Follow-up Comment #1, bug #68034 (group groff):

Thanks for recording the issue, Dave.

At 2026-02-09T02:49:22-0500, anonymous wrote:
> Date: Mon 09 Feb 2026 07:49:14 AM UTC By: Anonymous
> Ingo Schwarze said (http://lists.gnu.org/r/groff/2026-01/msg00078.html):
>
> "I doubt that the current in-tree/out-of-tree situation makes much
> sense.  IIUC, the maintainer... prefers out-of-tree by a significant
> margin, and rarely tests in-tree.  Why, then, is in-tree the default?
>
> "I would even go one step further.  Given that you prefer out-of-tree,
> that it is objectively cleaner and better tested, why is in-tree even
> supported at all?  Simply deleting the code supporting in-tree and
> making all builds out-of-tree naively looks like a win for everyone:
> less maintenance and testing effort for you and more cleanliness and
> better testing for the benefit of users."
>
> In a separate thread
> (http://lists.gnu.org/r/groff/2026-02/msg00038.html),
> Branden responded to the latter question:
>
> "I don't have an answer apart from 'inertia'.  However, we must be
> mindful of how inertia manifests.  If the bits of the GNU build system
> that we use generally presume and advertise support for in-tree
> builds, we could be trading one pile of grief for another by breaking
> that presumption, and by violating user expectations."
>
> So, after 1.24 is released, changing the default to out-of-tree seems
> a worthwhile step, and dropping in-tree support altogether is worth
> exploring.

An aspect of the aforementioned inertia that I should have named
explicitly when writing is the following well-known idiom...


./configure && make


...which performs a build that is, you guessed it, in-tree.
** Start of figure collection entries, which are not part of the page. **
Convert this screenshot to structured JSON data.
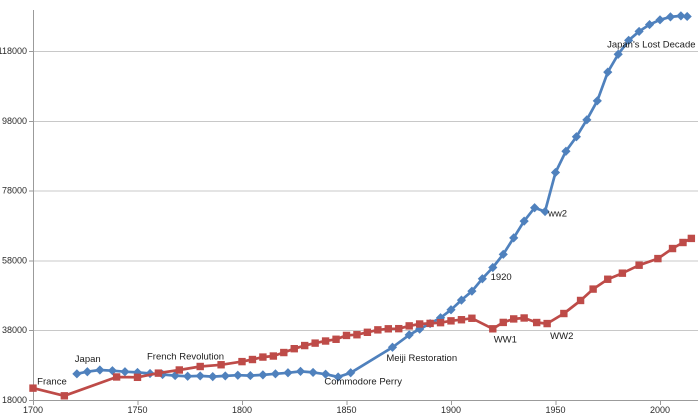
{
  "chart_data": {
    "type": "line",
    "title": "",
    "xlabel": "",
    "ylabel": "",
    "grid": "horizontal",
    "legend": "none",
    "x_axis": {
      "min": 1700,
      "max": 2019,
      "ticks": [
        1700,
        1750,
        1800,
        1850,
        1900,
        1950,
        2000
      ]
    },
    "y_axis": {
      "min": 18000,
      "max": 130000,
      "ticks": [
        18000,
        38000,
        58000,
        78000,
        98000,
        118000
      ]
    },
    "colors": {
      "japan": "#4F81BD",
      "france": "#BE4B48",
      "gridline": "#C8C8C8",
      "axis": "#9B9B9B",
      "text": "#2B2B2B"
    },
    "series": [
      {
        "name": "Japan",
        "color": "#4F81BD",
        "marker": "diamond",
        "points": [
          [
            1721,
            25500
          ],
          [
            1726,
            26100
          ],
          [
            1732,
            26600
          ],
          [
            1738,
            26400
          ],
          [
            1744,
            26100
          ],
          [
            1750,
            25900
          ],
          [
            1756,
            25600
          ],
          [
            1762,
            25300
          ],
          [
            1768,
            25000
          ],
          [
            1774,
            24800
          ],
          [
            1780,
            24900
          ],
          [
            1786,
            24700
          ],
          [
            1792,
            24900
          ],
          [
            1798,
            25100
          ],
          [
            1804,
            25000
          ],
          [
            1810,
            25200
          ],
          [
            1816,
            25500
          ],
          [
            1822,
            25800
          ],
          [
            1828,
            26200
          ],
          [
            1834,
            25900
          ],
          [
            1840,
            25400
          ],
          [
            1846,
            24600
          ],
          [
            1852,
            25800
          ],
          [
            1872,
            33110
          ],
          [
            1880,
            36650
          ],
          [
            1885,
            38310
          ],
          [
            1890,
            39900
          ],
          [
            1895,
            41560
          ],
          [
            1900,
            43850
          ],
          [
            1905,
            46620
          ],
          [
            1910,
            49180
          ],
          [
            1915,
            52750
          ],
          [
            1920,
            55960
          ],
          [
            1925,
            59740
          ],
          [
            1930,
            64450
          ],
          [
            1935,
            69250
          ],
          [
            1940,
            73080
          ],
          [
            1945,
            72000
          ],
          [
            1950,
            83200
          ],
          [
            1955,
            89280
          ],
          [
            1960,
            93420
          ],
          [
            1965,
            98280
          ],
          [
            1970,
            103720
          ],
          [
            1975,
            111940
          ],
          [
            1980,
            117060
          ],
          [
            1985,
            121050
          ],
          [
            1990,
            123610
          ],
          [
            1995,
            125570
          ],
          [
            2000,
            126930
          ],
          [
            2005,
            127770
          ],
          [
            2010,
            128060
          ],
          [
            2013,
            127900
          ]
        ]
      },
      {
        "name": "France",
        "color": "#BE4B48",
        "marker": "square",
        "points": [
          [
            1700,
            21400
          ],
          [
            1715,
            19200
          ],
          [
            1740,
            24600
          ],
          [
            1750,
            24500
          ],
          [
            1760,
            25700
          ],
          [
            1770,
            26600
          ],
          [
            1780,
            27600
          ],
          [
            1790,
            28100
          ],
          [
            1800,
            29000
          ],
          [
            1805,
            29600
          ],
          [
            1810,
            30300
          ],
          [
            1815,
            30600
          ],
          [
            1820,
            31600
          ],
          [
            1825,
            32700
          ],
          [
            1830,
            33600
          ],
          [
            1835,
            34300
          ],
          [
            1840,
            34900
          ],
          [
            1845,
            35400
          ],
          [
            1850,
            36500
          ],
          [
            1855,
            36700
          ],
          [
            1860,
            37400
          ],
          [
            1865,
            38100
          ],
          [
            1870,
            38400
          ],
          [
            1875,
            38440
          ],
          [
            1880,
            39240
          ],
          [
            1885,
            39780
          ],
          [
            1890,
            39950
          ],
          [
            1895,
            40160
          ],
          [
            1900,
            40680
          ],
          [
            1905,
            41000
          ],
          [
            1910,
            41420
          ],
          [
            1920,
            38400
          ],
          [
            1925,
            40230
          ],
          [
            1930,
            41230
          ],
          [
            1935,
            41500
          ],
          [
            1941,
            40200
          ],
          [
            1946,
            39900
          ],
          [
            1954,
            42780
          ],
          [
            1962,
            46520
          ],
          [
            1968,
            49780
          ],
          [
            1975,
            52600
          ],
          [
            1982,
            54340
          ],
          [
            1990,
            56620
          ],
          [
            1999,
            58520
          ],
          [
            2006,
            61400
          ],
          [
            2011,
            63130
          ],
          [
            2015,
            64300
          ]
        ]
      }
    ],
    "annotations": [
      {
        "text": "France",
        "year": 1702,
        "value": 23300,
        "anchor": "start"
      },
      {
        "text": "Japan",
        "year": 1720,
        "value": 29800,
        "anchor": "start"
      },
      {
        "text": "French Revolution",
        "year": 1773,
        "value": 30500,
        "anchor": "middle"
      },
      {
        "text": "Commodore Perry",
        "year": 1858,
        "value": 23300,
        "anchor": "middle"
      },
      {
        "text": "Meiji Restoration",
        "year": 1886,
        "value": 30000,
        "anchor": "middle"
      },
      {
        "text": "WW1",
        "year": 1926,
        "value": 35300,
        "anchor": "middle"
      },
      {
        "text": "1920",
        "year": 1924,
        "value": 53200,
        "anchor": "middle"
      },
      {
        "text": "WW2",
        "year": 1953,
        "value": 36400,
        "anchor": "middle"
      },
      {
        "text": "ww2",
        "year": 1951,
        "value": 71500,
        "anchor": "middle"
      },
      {
        "text": "Japan's Lost Decade",
        "year": 2017,
        "value": 119800,
        "anchor": "end"
      }
    ]
  }
}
That command pair has literally decades of tradition behind it.  It may
be 35-40 years old (as old as GNU Autoconf itself).  It's appeared in
countless artifacts of documentation and dead-tree published works.

I'd guess that it's better known than any single fact about _groff_
itself.

Therefore in full candor I should advertise that I have little appetite
for tackling this task compared to most of the ~65 others that are
in "Postponed" status pending review after the 1.24.0 release.

This doesn't mean someone else can't work on it, but they should
probably raise the issue more broadly, meaning on the "groff" mailing
list and possibly more broadly, as it seems like a significant break
with the practices of other GNU projects.